A gentle slosh of water as Kaeleth shifted positions in his pool distracted Aline from her thoughts. She watched him splash water on his face, then stretch his arms out and make as if to rise from the water. He seemed only then to remember her, hesitating until she turned away from him. Enjoying her last moments of calm relaxation, Aline closed her eyes and imagined she was in her copper tub at home, attendants waiting with a soft linen nightgown and a cup of spiced cider. It would be cool in Hürstbrig now. Enough that they would have changed her bedding to the heavier coverlet. She could practically taste the cinnamon on her tongue. Feel the warmth of the cider in her belly while her lady-in-waiting brushed and bound her hair for sleep.

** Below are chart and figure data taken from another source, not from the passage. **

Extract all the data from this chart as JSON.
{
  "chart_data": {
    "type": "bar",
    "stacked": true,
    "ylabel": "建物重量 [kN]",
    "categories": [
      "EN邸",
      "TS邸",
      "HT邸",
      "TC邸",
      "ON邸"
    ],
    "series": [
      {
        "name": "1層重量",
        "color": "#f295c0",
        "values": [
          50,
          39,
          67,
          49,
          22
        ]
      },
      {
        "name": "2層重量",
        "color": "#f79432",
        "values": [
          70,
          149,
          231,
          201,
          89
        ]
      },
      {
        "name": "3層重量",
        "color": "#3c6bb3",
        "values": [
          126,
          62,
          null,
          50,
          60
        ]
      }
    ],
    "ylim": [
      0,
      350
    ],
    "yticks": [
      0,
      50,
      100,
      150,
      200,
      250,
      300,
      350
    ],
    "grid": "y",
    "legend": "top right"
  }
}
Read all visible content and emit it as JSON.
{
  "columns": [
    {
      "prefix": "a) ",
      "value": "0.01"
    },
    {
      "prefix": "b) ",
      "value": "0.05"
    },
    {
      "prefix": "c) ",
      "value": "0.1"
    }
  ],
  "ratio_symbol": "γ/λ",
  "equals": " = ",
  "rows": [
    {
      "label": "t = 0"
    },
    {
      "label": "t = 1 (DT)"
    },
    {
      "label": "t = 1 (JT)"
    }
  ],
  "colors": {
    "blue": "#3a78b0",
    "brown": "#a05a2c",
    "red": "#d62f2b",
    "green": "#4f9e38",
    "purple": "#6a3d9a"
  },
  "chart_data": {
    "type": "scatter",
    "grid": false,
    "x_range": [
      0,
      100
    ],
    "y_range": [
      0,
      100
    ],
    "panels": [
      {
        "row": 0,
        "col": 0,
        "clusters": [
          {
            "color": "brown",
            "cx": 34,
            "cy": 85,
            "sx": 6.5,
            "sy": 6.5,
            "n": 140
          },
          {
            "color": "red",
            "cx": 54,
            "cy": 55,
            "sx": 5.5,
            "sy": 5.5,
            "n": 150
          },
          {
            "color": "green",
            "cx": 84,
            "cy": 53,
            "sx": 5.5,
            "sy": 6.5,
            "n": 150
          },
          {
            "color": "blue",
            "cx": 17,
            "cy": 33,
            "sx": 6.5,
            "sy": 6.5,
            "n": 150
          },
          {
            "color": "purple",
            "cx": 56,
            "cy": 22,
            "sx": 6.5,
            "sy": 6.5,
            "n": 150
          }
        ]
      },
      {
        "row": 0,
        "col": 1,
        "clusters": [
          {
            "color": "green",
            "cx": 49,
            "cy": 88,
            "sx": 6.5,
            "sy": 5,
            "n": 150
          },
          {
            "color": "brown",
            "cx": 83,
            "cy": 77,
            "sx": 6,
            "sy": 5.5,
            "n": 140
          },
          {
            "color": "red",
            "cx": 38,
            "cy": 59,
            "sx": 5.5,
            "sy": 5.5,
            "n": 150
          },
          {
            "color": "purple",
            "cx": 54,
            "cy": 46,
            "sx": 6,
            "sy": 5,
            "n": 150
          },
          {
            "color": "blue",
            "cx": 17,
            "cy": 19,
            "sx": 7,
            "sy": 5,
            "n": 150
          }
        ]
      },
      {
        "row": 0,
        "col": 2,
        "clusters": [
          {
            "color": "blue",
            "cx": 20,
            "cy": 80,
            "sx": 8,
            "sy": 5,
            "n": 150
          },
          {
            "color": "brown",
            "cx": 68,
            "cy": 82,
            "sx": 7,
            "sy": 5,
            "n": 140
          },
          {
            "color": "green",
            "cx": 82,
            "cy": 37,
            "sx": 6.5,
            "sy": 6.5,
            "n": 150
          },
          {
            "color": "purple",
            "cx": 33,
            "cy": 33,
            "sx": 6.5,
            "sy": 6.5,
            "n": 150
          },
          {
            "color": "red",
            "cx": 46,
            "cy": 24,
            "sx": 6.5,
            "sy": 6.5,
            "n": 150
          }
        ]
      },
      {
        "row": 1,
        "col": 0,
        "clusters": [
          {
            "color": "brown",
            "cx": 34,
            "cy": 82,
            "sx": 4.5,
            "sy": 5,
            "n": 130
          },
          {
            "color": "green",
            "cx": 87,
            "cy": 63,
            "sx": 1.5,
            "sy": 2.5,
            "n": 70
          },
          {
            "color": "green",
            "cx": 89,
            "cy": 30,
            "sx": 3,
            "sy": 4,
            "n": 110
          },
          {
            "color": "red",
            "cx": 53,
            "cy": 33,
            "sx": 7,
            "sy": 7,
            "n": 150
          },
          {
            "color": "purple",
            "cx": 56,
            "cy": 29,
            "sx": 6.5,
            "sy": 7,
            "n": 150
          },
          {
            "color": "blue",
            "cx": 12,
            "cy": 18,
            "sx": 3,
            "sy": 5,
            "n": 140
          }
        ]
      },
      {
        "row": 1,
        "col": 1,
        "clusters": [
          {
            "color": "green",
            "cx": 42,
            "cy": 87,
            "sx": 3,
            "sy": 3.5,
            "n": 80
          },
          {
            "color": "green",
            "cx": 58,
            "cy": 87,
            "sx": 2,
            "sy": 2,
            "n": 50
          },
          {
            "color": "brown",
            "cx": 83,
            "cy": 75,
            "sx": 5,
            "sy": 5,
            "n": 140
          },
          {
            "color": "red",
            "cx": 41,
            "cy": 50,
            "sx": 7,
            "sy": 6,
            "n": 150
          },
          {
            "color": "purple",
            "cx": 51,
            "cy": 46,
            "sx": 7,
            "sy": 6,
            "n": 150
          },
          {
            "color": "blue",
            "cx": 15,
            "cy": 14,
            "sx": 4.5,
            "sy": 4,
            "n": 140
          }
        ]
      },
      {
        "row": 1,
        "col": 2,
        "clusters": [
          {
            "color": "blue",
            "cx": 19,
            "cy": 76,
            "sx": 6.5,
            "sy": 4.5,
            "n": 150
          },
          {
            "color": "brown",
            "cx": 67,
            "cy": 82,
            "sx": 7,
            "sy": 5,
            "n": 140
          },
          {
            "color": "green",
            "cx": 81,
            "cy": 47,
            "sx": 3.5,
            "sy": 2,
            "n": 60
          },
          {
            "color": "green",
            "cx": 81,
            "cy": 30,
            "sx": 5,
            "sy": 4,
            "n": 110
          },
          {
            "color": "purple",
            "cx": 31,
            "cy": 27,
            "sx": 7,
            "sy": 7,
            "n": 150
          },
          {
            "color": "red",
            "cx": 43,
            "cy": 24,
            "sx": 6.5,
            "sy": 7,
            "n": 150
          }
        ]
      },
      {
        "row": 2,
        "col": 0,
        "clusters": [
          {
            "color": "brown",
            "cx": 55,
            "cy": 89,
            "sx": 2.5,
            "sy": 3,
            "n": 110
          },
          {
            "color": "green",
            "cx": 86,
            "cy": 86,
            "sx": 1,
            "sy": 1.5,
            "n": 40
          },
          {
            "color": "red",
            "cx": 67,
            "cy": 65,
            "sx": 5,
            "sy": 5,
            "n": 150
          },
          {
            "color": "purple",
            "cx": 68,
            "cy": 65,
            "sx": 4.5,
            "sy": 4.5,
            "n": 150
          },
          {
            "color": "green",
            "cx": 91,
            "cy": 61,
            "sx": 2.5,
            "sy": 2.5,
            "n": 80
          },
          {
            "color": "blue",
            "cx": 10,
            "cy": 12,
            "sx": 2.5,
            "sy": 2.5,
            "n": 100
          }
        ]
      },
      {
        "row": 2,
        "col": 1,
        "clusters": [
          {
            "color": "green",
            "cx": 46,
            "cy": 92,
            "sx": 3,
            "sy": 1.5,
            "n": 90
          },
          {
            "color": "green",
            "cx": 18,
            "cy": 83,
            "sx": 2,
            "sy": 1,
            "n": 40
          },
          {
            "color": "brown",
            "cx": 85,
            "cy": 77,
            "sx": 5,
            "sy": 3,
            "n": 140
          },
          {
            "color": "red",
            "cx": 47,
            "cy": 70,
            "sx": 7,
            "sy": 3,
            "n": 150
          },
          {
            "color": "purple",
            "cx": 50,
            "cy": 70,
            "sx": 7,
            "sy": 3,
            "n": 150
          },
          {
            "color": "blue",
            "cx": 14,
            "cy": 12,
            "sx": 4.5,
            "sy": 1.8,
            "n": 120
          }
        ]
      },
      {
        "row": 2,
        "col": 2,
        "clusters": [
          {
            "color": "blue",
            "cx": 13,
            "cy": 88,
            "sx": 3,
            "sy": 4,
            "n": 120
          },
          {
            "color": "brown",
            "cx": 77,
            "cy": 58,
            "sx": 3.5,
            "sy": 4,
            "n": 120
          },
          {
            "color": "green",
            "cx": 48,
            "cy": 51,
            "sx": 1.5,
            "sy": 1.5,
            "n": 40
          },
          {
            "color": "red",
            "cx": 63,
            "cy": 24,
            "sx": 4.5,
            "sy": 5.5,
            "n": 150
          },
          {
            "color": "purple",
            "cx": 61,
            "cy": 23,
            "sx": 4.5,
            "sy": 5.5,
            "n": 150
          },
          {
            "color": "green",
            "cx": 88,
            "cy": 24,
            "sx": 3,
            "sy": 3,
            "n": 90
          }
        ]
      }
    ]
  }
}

But there were no feather-filled coverlets for Aline. No linen nightgowns. Only the cold air and the sweaty garments that were clammy on her skin as she rushed to dress, steam wafting off her body in the light of a slender crescent moon. There was, however, a companionable silence as she and Kaeleth returned to their camp. The nearness of his body reminded her she was not alone; the sound of his breathing soporific in its new familiarity. Aline was not happy, exactly. She was too tired and sore to be called anything resembling happy. Content, perhaps? Content with the soft ground below her, the flowers blooming around her, and the moon and stars shining bright above. Content too with the boy laying so near. She didn’t think Berthold, brave as he was, would be so kind or resourceful had he been her savior instead of Kaeleth. Or worse, Lady Gerda. It pained Aline to even think of it, but they would both have died days ago if it had been Lady Gerda on whom she’d had to rely for survival. She owed Kaeleth her life, and she didn’t have the first notion of how she could ever repay it.
As she drifted off to sleep, she resolved to reward him with his weight in gold and silver. With a horse. Land even. Whatever he required. As much as she had lost, he had lost his only family. Though nothing she could give him would replace his father, she could at least ensure he was never left wanting for anything so long as he lived.